Event

MVR Journal Club

Wednesday, February 18, 2009 13:00to14:00

This Wednesday, Dr Nadja Schinkel-Bielefeld, from the Department of Brain and Cognitive Sciences, MIT will give a presentation titled: " Connections Underlying Human Contour Integration are Adapted to Natural Image Statistics" (abstract below). Dr Schinkel-Beilefeld is an invited speaker, who is being hosted by Dr Kathy Mullen

Where: Royal Victoria Hospital, Room H4-14

When: Wednesday, 18th of February 2009, 1PM

Abstract:Humans are very efficient in detecting even jittered or partly occluded contours. But which mechanisms are capable of explaining this ability? A large class of contour integration models employs a so-called association field (AF), which reflects the connection structure between neuronal units representing different edge elements, for linking localized edges to a global contour.

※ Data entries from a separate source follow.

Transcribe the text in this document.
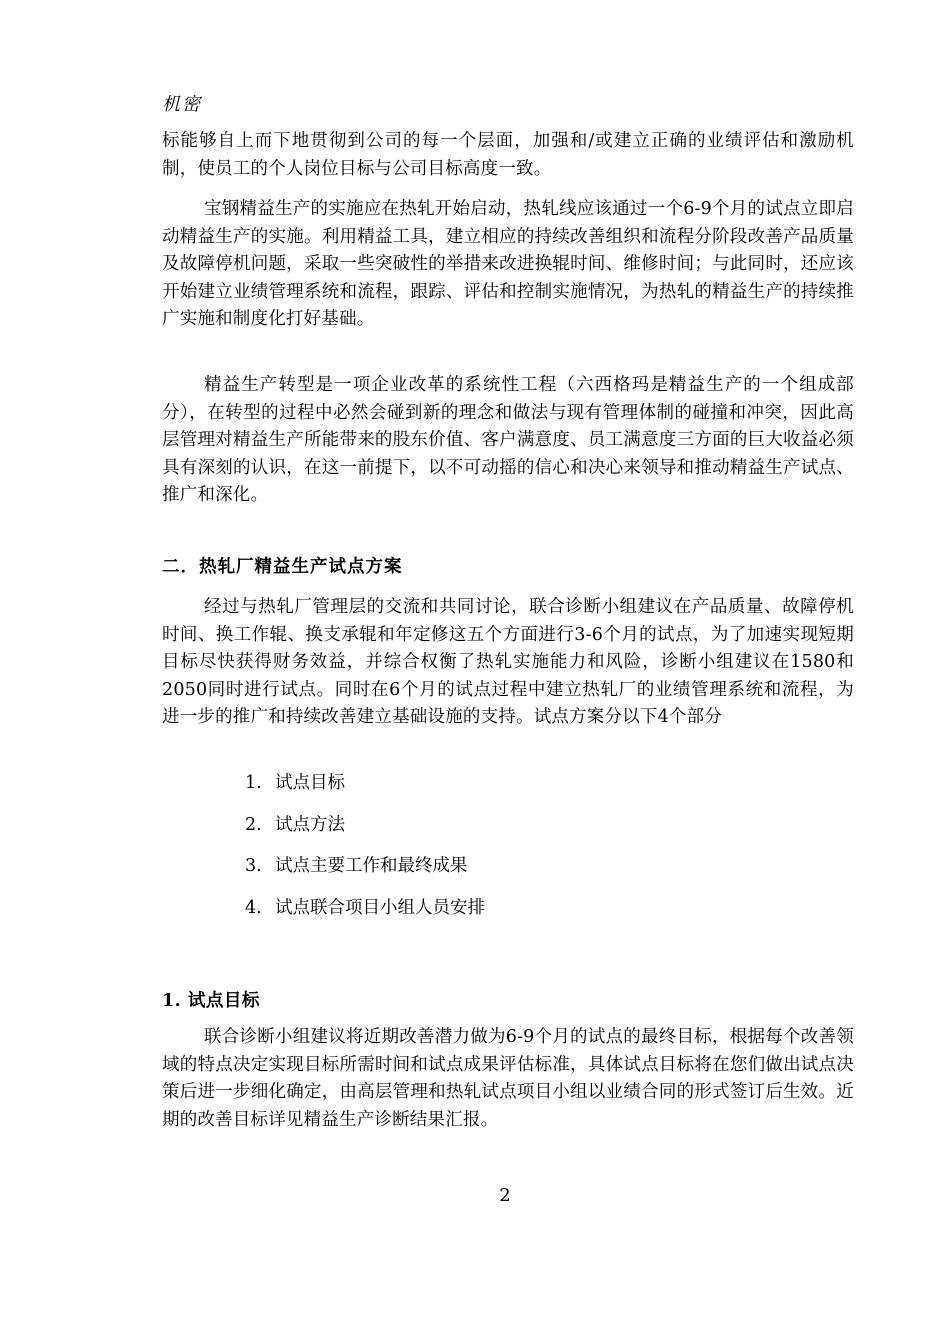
机密
标能够自上而下地贯彻到公司的每一个层面，加强和/或建立正确的业绩评估和激励机制，使员工的个人岗位目标与公司目标高度一致。
宝钢精益生产的实施应在热轧开始启动，热轧线应该通过一个6-9个月的试点立即启动精益生产的实施。利用精益工具，建立相应的持续改善组织和流程分阶段改善产品质量及故障停机问题，采取一些突破性的举措来改进换辊时间、维修时间；与此同时，还应该开始建立业绩管理系统和流程，跟踪、评估和控制实施情况，为热轧的精益生产的持续推广实施和制度化打好基础。
精益生产转型是一项企业改革的系统性工程（六西格玛是精益生产的一个组成部分），在转型的过程中必然会碰到新的理念和做法与现有管理体制的碰撞和冲突，因此高层管理对精益生产所能带来的股东价值、客户满意度、员工满意度三方面的巨大收益必须具有深刻的认识，在这一前提下，以不可动摇的信心和决心来领导和推动精益生产试点、推广和深化。
二．热轧厂精益生产试点方案
经过与热轧厂管理层的交流和共同讨论，联合诊断小组建议在产品质量、故障停机时间、换工作辊、换支承辊和年定修这五个方面进行3-6个月的试点，为了加速实现短期目标尽快获得财务效益，并综合权衡了热轧实施能力和风险，诊断小组建议在1580和2050同时进行试点。同时在6个月的试点过程中建立热轧厂的业绩管理系统和流程，为进一步的推广和持续改善建立基础设施的支持。试点方案分以下4个部分
1. 试点目标
2. 试点方法
3. 试点主要工作和最终成果
4. 试点联合项目小组人员安排
1. 试点目标
联合诊断小组建议将近期改善潜力做为6-9个月的试点的最终目标，根据每个改善领域的特点决定实现目标所需时间和试点成果评估标准，具体试点目标将在您们做出试点决策后进一步细化确定，由高层管理和热轧试点项目小组以业绩合同的形式签订后生效。近期的改善目标详见精益生产诊断结果汇报。
2
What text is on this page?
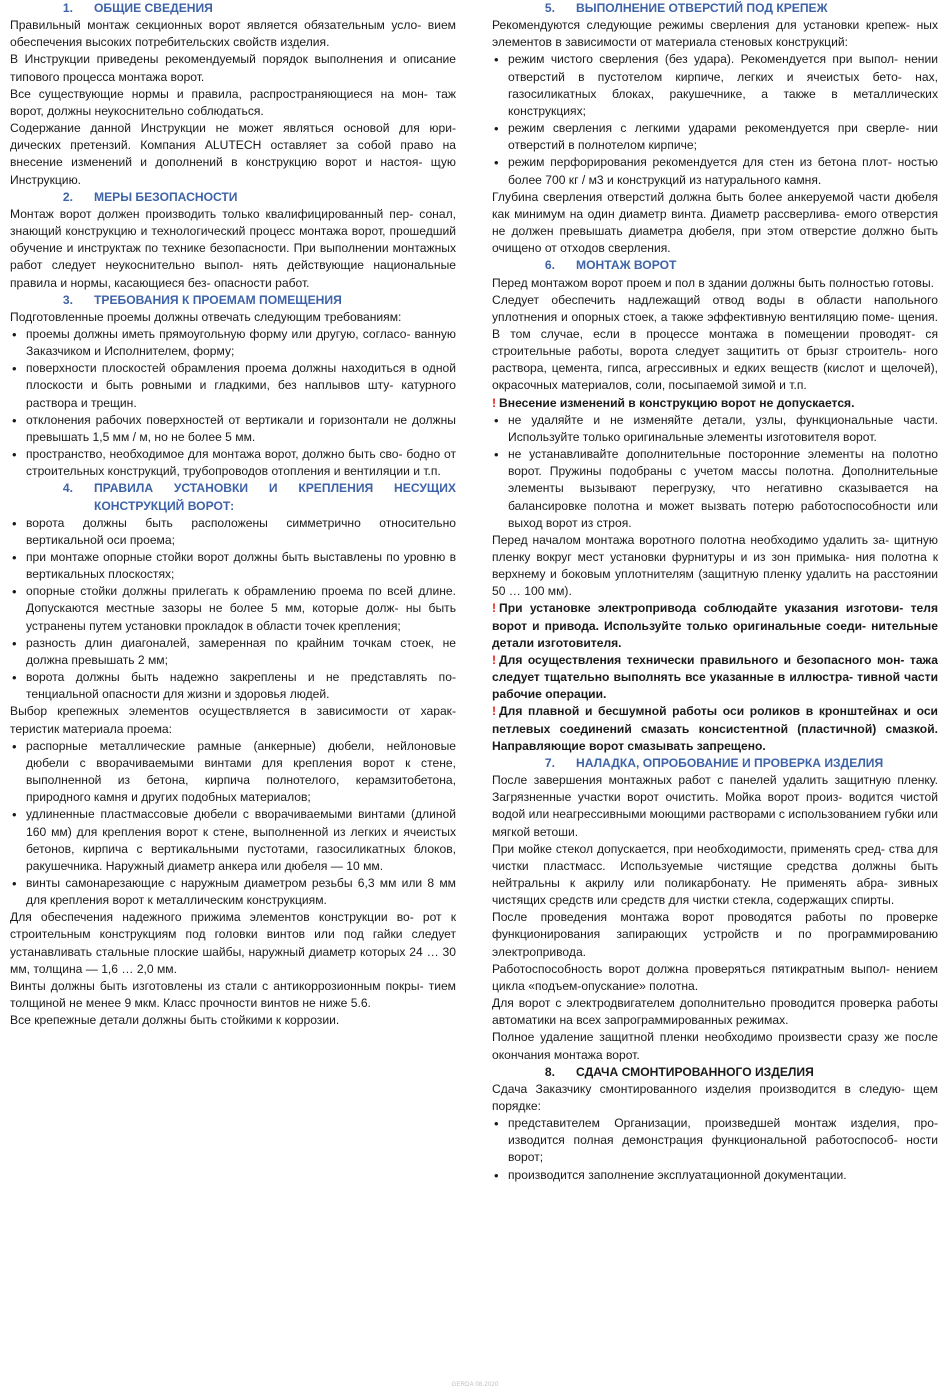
1. ОБЩИЕ СВЕДЕНИЯ

Правильный монтаж секционных ворот является обязательным усло- вием обеспечения высоких потребительских свойств изделия.

В Инструкции приведены рекомендуемый порядок выполнения и описание типового процесса монтажа ворот.

Все существующие нормы и правила, распространяющиеся на мон- таж ворот, должны неукоснительно соблюдаться.

Содержание данной Инструкции не может являться основой для юри- дических претензий. Компания ALUTECH оставляет за собой право на внесение изменений и дополнений в конструкцию ворот и настоя- щую Инструкцию.

2. МЕРЫ БЕЗОПАСНОСТИ

Монтаж ворот должен производить только квалифицированный пер- сонал, знающий конструкцию и технологический процесс монтажа ворот, прошедший обучение и инструктаж по технике безопасности. При выполнении монтажных работ следует неукоснительно выпол- нять действующие национальные правила и нормы, касающиеся без- опасности работ.

3. ТРЕБОВАНИЯ К ПРОЕМАМ ПОМЕЩЕНИЯ

Подготовленные проемы должны отвечать следующим требованиям:

• проемы должны иметь прямоугольную форму или другую, согласо- ванную Заказчиком и Исполнителем, форму;
• поверхности плоскостей обрамления проема должны находиться в одной плоскости и быть ровными и гладкими, без наплывов шту- катурного раствора и трещин.
• отклонения рабочих поверхностей от вертикали и горизонтали не должны превышать 1,5 мм / м, но не более 5 мм.
• пространство, необходимое для монтажа ворот, должно быть сво- бодно от строительных конструкций, трубопроводов отопления и вентиляции и т.п.
4. ПРАВИЛА УСТАНОВКИ И КРЕПЛЕНИЯ НЕСУЩИХ
КОНСТРУКЦИЙ ВОРОТ:
• ворота должны быть расположены симметрично относительно вертикальной оси проема;
• при монтаже опорные стойки ворот должны быть выставлены по уровню в вертикальных плоскостях;
• опорные стойки должны прилегать к обрамлению проема по всей длине. Допускаются местные зазоры не более 5 мм, которые долж- ны быть устранены путем установки прокладок в области точек крепления;
• разность длин диагоналей, замеренная по крайним точкам стоек, не должна превышать 2 мм;
• ворота должны быть надежно закреплены и не представлять по- тенциальной опасности для жизни и здоровья людей.

Выбор крепежных элементов осуществляется в зависимости от харак- теристик материала проема:

• распорные металлические рамные (анкерные) дюбели, нейлоновые дюбели с вворачиваемыми винтами для крепления ворот к стене, выполненной из бетона, кирпича полнотелого, керамзитобетона, природного камня и других подобных материалов;
• удлиненные пластмассовые дюбели с вворачиваемыми винтами (длиной 160 мм) для крепления ворот к стене, выполненной из легких и ячеистых бетонов, кирпича с вертикальными пустотами, газосиликатных блоков, ракушечника. Наружный диаметр анкера или дюбеля — 10 мм.
• винты самонарезающие с наружным диаметром резьбы 6,3 мм или 8 мм для крепления ворот к металлическим конструкциям.

Для обеспечения надежного прижима элементов конструкции во- рот к строительным конструкциям под головки винтов или под гайки следует устанавливать стальные плоские шайбы, наружный диаметр которых 24 … 30 мм, толщина — 1,6 … 2,0 мм.

Винты должны быть изготовлены из стали с антикоррозионным покры- тием толщиной не менее 9 мкм. Класс прочности винтов не ниже 5.6.

Все крепежные детали должны быть стойкими к коррозии.

5. ВЫПОЛНЕНИЕ ОТВЕРСТИЙ ПОД КРЕПЕЖ

Рекомендуются следующие режимы сверления для установки крепеж- ных элементов в зависимости от материала стеновых конструкций:

• режим чистого сверления (без удара). Рекомендуется при выпол- нении отверстий в пустотелом кирпиче, легких и ячеистых бето- нах, газосиликатных блоках, ракушечнике, а также в металлических конструкциях;
• режим сверления с легкими ударами рекомендуется при сверле- нии отверстий в полнотелом кирпиче;
• режим перфорирования рекомендуется для стен из бетона плот- ностью более 700 кг / м3 и конструкций из натурального камня.

Глубина сверления отверстий должна быть более анкеруемой части дюбеля как минимум на один диаметр винта. Диаметр рассверлива- емого отверстия не должен превышать диаметра дюбеля, при этом отверстие должно быть очищено от отходов сверления.

6. МОНТАЖ ВОРОТ

Перед монтажом ворот проем и пол в здании должны быть полностью готовы.

Следует обеспечить надлежащий отвод воды в области напольного уплотнения и опорных стоек, а также эффективную вентиляцию поме- щения. В том случае, если в процессе монтажа в помещении проводят- ся строительные работы, ворота следует защитить от брызг строитель- ного раствора, цемента, гипса, агрессивных и едких веществ (кислот и щелочей), окрасочных материалов, соли, посыпаемой зимой и т.п.

! Внесение изменений в конструкцию ворот не допускается.

• не удаляйте и не изменяйте детали, узлы, функциональные части. Используйте только оригинальные элементы изготовителя ворот.
• не устанавливайте дополнительные посторонние элементы на полотно ворот. Пружины подобраны с учетом массы полотна. Дополнительные элементы вызывают перегрузку, что негативно сказывается на балансировке полотна и может вызвать потерю работоспособности или выход ворот из строя.

Перед началом монтажа воротного полотна необходимо удалить за- щитную пленку вокруг мест установки фурнитуры и из зон примыка- ния полотна к верхнему и боковым уплотнителям (защитную пленку удалить на расстоянии 50 … 100 мм).

! При установке электропривода соблюдайте указания изготови- теля ворот и привода. Используйте только оригинальные соеди- нительные детали изготовителя.

! Для осуществления технически правильного и безопасного мон- тажа следует тщательно выполнять все указанные в иллюстра- тивной части рабочие операции.

! Для плавной и бесшумной работы оси роликов в кронштейнах и оси петлевых соединений смазать консистентной (пластичной) смазкой. Направляющие ворот смазывать запрещено.

7. НАЛАДКА, ОПРОБОВАНИЕ И ПРОВЕРКА ИЗДЕЛИЯ

После завершения монтажных работ с панелей удалить защитную пленку. Загрязненные участки ворот очистить. Мойка ворот произ- водится чистой водой или неагрессивными моющими растворами с использованием губки или мягкой ветоши.

При мойке стекол допускается, при необходимости, применять сред- ства для чистки пластмасс. Используемые чистящие средства должны быть нейтральны к акрилу или поликарбонату. Не применять абра- зивных чистящих средств или средств для чистки стекла, содержащих спирты.

После проведения монтажа ворот проводятся работы по проверке функционирования запирающих устройств и по программированию электропривода.

Работоспособность ворот должна проверяться пятикратным выпол- нением цикла «подъем-опускание» полотна.

Для ворот с электродвигателем дополнительно проводится проверка работы автоматики на всех запрограммированных режимах.

Полное удаление защитной пленки необходимо произвести сразу же после окончания монтажа ворот.

8. СДАЧА СМОНТИРОВАННОГО ИЗДЕЛИЯ

Сдача Заказчику смонтированного изделия производится в следую- щем порядке:

• представителем Организации, произведшей монтаж изделия, про- изводится полная демонстрация функциональной работоспособ- ности ворот;
• производится заполнение эксплуатационной документации.
GERDA 08.2020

Here we investigate systematically how such an AF should be constructed to explain psychophysical contour detection data, combining ideas from theory, experiment and natural image statistics. We tested AFs of different symmetry and geometry in a Bayesian contour integration model, comparing it to human contour detection. Our psychophysical experiments revealed that correlations between human decisions are much higher than expected from their detection performances alone. This suggests that different humans make identical errors, voting for the same illusory contours in the stimulus. Hence we require our contour integration model not only to reach human performance, but also to reproduce these correlations and their characteristic time course. From all the AF choices we explored, a connection structure extracted from natural image statistics explains human contour integration best. From this we conclude that the human visual system is optimized for recognizing contours in natural images.